Gérer la chaleur et la volatilité lors du chauffage des puces
Lorsque vous chauffez des puces dans un système de nettoyage chimique, vous faites bien plus que simplement atteindre une température cible. En réalité, vous devez gérer des risques importants.
Soyons honnêtes : beaucoup de ces agents de nettoyage sont inflammables. Certains sont même explosifs. Si vous placez une lampe infrarouge juste à côté de ces vapeurs, vous provoquez presque inévitablement un incendie. C’est pourquoi nous avons arrêté d’utiliser des lampes en plein air et sommes passés à des systèmes infrarouges encapsulés. C’est simplement plus sûr.
La distance de sécurité
La distance de sécurité n’est pas un chiffre aléatoire.

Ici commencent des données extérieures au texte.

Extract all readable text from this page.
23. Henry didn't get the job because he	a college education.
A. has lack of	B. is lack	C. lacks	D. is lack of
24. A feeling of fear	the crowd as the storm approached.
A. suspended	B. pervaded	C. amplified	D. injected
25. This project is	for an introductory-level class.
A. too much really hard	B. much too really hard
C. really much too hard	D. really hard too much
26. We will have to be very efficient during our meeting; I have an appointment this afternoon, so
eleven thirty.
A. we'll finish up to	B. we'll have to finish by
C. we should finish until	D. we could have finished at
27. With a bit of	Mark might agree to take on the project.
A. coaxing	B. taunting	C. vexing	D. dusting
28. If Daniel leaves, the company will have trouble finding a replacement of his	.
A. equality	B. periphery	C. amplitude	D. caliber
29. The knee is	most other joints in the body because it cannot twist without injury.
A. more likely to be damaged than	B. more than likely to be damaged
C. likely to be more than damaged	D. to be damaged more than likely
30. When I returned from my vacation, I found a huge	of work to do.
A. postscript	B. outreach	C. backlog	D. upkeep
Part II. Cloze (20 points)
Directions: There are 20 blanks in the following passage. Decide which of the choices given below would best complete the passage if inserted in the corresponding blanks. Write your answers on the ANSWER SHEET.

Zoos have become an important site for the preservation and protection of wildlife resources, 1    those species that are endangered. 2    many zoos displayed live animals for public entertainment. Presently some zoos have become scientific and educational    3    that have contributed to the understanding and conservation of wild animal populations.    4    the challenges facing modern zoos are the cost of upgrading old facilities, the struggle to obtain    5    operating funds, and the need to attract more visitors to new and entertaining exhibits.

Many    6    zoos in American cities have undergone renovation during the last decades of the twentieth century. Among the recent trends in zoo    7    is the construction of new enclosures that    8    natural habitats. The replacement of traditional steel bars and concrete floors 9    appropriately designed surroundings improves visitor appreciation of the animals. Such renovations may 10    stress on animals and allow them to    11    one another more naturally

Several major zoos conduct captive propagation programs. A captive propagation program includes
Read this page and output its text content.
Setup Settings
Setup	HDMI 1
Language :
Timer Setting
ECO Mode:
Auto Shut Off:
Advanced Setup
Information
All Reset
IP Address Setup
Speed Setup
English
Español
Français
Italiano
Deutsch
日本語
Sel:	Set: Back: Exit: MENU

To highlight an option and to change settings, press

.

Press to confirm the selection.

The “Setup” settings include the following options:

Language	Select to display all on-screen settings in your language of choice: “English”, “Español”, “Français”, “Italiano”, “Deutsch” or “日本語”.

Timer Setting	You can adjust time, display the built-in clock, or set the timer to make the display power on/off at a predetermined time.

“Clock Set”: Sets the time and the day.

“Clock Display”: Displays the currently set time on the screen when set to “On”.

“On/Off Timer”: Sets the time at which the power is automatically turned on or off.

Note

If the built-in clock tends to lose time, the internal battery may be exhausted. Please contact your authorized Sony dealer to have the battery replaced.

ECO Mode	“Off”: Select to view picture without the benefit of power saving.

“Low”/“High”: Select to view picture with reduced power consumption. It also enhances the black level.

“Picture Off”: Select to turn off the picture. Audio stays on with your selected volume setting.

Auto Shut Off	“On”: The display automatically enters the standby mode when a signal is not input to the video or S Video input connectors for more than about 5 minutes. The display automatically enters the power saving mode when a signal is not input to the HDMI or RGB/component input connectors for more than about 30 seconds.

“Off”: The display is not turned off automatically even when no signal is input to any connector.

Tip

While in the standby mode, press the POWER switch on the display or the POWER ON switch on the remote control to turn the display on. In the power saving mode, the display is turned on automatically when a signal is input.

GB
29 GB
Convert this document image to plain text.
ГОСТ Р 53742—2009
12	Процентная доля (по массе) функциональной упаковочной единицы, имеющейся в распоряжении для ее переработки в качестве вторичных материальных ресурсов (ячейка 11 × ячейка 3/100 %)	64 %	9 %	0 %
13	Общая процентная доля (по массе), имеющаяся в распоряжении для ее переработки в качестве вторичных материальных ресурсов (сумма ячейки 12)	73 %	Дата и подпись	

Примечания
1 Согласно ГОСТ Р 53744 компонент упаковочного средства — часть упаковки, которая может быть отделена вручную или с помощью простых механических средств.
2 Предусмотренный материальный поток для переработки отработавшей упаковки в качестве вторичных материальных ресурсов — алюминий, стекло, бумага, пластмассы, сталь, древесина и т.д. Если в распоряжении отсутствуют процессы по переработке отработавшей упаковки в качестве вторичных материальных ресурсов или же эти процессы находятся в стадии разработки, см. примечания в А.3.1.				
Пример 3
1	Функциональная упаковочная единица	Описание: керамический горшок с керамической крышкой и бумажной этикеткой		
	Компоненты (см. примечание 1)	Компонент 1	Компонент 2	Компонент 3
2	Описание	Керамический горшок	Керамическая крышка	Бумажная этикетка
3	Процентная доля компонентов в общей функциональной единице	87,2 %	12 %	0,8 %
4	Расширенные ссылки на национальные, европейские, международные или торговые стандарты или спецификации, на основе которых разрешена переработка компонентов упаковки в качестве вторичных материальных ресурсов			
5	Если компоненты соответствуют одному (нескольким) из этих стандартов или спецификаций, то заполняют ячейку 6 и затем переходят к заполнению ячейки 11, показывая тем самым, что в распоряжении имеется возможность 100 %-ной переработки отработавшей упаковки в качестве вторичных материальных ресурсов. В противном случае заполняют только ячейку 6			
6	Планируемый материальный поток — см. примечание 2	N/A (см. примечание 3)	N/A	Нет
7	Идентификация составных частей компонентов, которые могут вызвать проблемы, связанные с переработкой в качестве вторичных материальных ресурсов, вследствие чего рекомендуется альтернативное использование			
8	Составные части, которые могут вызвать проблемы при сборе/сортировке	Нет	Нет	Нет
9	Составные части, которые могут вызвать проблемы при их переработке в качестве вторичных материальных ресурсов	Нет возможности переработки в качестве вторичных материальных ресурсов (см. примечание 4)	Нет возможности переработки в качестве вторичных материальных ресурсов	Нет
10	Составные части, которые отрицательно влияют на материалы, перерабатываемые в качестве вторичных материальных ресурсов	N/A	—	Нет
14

C’est l’espace nécessaire pour s’assurer que l’enveloppe qui entoure la lampe – et non seulement la lampe elle-même – reste suffisamment froide pour éviter que les produits chimiques ne prennent feu. Nous déterminons cette distance en tenant compte de la puissance de la lampe et de la capacité de l’enveloppe à dissiper la chaleur.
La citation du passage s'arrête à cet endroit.